Custom dictates I render the bad news first. But I’m pressed for space on this site. So let’s get the good stuff out of the way. I’m pleased to report that the action appropriate stunts and explosions come out pretty well, thanks Emmerich. The audience is never bombarded with shotgun editing-induced sensory overload. The climactic Luc vs. Scott bout (taking place around Luc’s old farm) is quite the showstopper. That’s literally what it does: stop the show. After the fight ends, boom, movie ends, leaving things ragged and unfinished, like those ears that Sergeant Scott loves to wear so much.

I told you the first scene set the tenor of things: violence, blood, and slow motion fights are a few of Universal Soldier‘s favorite things. Sometimes Devlin’s script attempts to question a few of its own sci-fi premises, but there’s just something missing. I can’t quite put my finger on what…

Oh yeah. Talent. Wow, you forget about that sometimes. It’s so rare in the Action genre. I don’t need to sermonize about Jean-Claude’s lack of skillz. However, I will sermonize about his uncanny ability to look and act like a completely brainless puppet, a Terminator without power. In my personal opinion, all of the great Action stars of our time (Sly, Van Damme, De Ah-nold) are at their best when they’re soulless automotonss. Look at the Terminator. Look at GR-44. Look at…. anything Sly has ever done. Great stuff right? But were these people trying to play human beings? No. And when trying to play a real human being, Van Damme he shoots himself and this flick. Lundgern doesn’t really have this problem, spending have the movie in a trance, the other half in a cliche. The cackling maniac who needs some doggy downers real bad. So far, only two people have been able to play his role without pissing me off: Jack Nicholson and Mark Hamill. Both men were playing the Joker.

Now, Ally Walker might just have something going for her. She frequently over-acts to compensate for Van Damme’s under-acting (nature abhors a vacuum), but on those rare, shining moments, she acts like the pampered prima dona Veronica (whatever her character’s last name is) is supposed to be. Her character’s development is a bit creaky, but that’s mostly the fault of the script. How can you play a character that’s basically a walking McGuffin?

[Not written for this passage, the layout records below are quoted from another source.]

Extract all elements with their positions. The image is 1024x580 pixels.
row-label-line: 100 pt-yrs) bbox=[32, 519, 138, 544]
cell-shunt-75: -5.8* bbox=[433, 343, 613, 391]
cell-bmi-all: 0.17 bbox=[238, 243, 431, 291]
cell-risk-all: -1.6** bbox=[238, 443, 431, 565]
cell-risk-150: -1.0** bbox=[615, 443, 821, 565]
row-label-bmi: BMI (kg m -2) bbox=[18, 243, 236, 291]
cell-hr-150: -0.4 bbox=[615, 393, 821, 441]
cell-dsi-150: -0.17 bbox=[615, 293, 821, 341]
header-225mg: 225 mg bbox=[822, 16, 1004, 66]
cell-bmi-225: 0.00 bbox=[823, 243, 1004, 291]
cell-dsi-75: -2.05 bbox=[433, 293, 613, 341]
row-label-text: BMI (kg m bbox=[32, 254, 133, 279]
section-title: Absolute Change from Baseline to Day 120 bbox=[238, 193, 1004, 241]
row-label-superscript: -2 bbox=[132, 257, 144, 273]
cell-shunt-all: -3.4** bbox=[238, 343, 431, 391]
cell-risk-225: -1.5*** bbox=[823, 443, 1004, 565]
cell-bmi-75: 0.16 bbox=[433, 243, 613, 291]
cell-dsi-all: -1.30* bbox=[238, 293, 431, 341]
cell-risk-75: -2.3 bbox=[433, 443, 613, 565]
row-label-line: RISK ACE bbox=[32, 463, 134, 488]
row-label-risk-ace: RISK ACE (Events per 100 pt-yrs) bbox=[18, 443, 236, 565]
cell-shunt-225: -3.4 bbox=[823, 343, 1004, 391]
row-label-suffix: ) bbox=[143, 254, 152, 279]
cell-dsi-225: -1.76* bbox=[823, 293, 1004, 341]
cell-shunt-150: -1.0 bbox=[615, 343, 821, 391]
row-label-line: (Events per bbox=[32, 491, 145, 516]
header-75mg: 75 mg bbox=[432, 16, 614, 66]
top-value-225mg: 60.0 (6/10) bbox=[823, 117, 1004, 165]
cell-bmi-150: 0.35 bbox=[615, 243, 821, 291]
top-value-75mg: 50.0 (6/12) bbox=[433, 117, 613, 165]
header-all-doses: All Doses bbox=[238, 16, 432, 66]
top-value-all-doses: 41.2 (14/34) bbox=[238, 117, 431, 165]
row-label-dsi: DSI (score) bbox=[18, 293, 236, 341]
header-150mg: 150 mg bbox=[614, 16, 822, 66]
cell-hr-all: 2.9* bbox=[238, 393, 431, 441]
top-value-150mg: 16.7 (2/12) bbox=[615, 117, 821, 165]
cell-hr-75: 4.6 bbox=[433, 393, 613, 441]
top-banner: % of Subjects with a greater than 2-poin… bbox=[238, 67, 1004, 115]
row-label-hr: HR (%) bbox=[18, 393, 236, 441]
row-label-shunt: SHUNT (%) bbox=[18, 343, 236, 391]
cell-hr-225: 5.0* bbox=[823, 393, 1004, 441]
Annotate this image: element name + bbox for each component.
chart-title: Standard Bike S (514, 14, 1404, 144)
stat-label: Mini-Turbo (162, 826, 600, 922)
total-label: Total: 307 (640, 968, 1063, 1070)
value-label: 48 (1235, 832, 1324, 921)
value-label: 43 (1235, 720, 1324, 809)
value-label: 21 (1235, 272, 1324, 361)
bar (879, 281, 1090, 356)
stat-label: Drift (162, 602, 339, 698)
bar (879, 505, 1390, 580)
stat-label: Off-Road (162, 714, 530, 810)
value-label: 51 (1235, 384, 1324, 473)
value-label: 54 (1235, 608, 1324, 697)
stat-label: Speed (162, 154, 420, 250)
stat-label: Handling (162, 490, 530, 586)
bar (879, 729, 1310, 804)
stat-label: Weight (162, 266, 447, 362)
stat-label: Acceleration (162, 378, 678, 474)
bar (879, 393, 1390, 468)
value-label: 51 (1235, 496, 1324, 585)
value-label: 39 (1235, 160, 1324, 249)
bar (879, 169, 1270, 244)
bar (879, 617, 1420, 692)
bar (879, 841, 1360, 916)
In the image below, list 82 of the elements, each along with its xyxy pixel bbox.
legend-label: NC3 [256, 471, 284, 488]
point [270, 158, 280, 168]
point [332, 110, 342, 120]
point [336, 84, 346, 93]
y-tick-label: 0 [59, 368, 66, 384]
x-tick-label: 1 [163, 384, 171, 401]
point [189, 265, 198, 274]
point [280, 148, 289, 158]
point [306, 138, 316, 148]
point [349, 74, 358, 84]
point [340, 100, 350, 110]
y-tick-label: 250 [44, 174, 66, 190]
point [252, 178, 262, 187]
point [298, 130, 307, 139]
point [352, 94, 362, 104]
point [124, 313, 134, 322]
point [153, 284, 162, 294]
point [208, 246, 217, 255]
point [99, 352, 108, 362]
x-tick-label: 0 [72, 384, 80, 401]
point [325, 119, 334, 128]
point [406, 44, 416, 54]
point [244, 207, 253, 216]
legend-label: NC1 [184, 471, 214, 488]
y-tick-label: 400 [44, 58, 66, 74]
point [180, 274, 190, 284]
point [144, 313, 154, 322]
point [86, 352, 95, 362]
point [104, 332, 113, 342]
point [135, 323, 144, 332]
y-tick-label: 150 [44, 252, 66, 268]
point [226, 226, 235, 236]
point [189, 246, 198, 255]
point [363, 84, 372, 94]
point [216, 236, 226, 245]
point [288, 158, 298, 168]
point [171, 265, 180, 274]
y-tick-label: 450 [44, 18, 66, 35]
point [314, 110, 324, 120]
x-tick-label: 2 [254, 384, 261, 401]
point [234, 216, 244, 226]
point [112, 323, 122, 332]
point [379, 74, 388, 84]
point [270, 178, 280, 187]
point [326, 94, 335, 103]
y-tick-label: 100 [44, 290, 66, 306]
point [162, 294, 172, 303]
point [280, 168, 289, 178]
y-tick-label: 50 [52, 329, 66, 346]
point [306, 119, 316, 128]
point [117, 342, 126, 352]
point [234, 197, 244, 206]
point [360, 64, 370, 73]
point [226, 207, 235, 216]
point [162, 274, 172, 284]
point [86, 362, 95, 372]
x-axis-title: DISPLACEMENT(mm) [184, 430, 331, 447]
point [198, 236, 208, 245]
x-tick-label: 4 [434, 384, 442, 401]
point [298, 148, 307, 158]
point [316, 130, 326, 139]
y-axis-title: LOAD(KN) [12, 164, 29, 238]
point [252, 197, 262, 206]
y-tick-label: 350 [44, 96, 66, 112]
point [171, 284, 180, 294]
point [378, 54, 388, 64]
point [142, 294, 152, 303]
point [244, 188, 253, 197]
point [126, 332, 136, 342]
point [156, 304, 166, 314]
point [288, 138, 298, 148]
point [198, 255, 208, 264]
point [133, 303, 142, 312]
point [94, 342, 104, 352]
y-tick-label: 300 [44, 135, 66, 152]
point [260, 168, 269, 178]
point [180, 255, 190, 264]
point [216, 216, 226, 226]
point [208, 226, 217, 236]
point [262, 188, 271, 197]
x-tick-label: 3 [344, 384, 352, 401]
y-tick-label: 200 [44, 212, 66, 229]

As an action movie, US is a full count knockout, no question. It’s action-filled, has an insane villain, and is essentially plotless. But it’s not content with that. No. US really want’s to be a sci-fi pick when it grows up. Writers Christopher Leitch and Dean Devlin give it the old scouts try, but scouting sucks the big fat one. The science behind this fiction is never explained. Reanimate the dead? Great. How? Where were these bodies stored for the past 25 years? And who funded this project? If it ain’t the Pentagon, who is it? Big Tobacco? Resuscitating cancer victims so they’ll smoke after death? There’s one for The Lone Gumen.

As far as I can see, Universal Soldiers languishes in obscurity, and there it should remain. Nicely directed? Sure, but what about the plot? What about the acting? What about the fact that I don’t give a rat’s ass about our protagonist? In Van Damme’s hands, a role that could be milked for all the pathos in China falls flat. In Lundgren’s hands, a character that could’ve frightened the audience becomes a sideshow attraction.


2 thoughts on “Universal Soldier (1992)”

  1. I gotta disagree with you on this one. I thought it was pretty enjoyable. I liked the action sequences, it was gory and I don’t know what can I say, I liked it.

    I always liked the part where Dolph Lundgren kicks the guy in the head who says “Nice necklaces, I got one like that made out of noses” which fails so bad at black comedy it becomes hilarious. You bring up valid points but I guess i’m just too much of a sucker for the likes of two leads.

    1. Just because it’s a bad movie doesn’t mean it isn’t also my favorite Jean-Claude Van Damme movie…apart from No Retreat, No Surrender. But I love that one for reasons that have nothing to do with JCVD.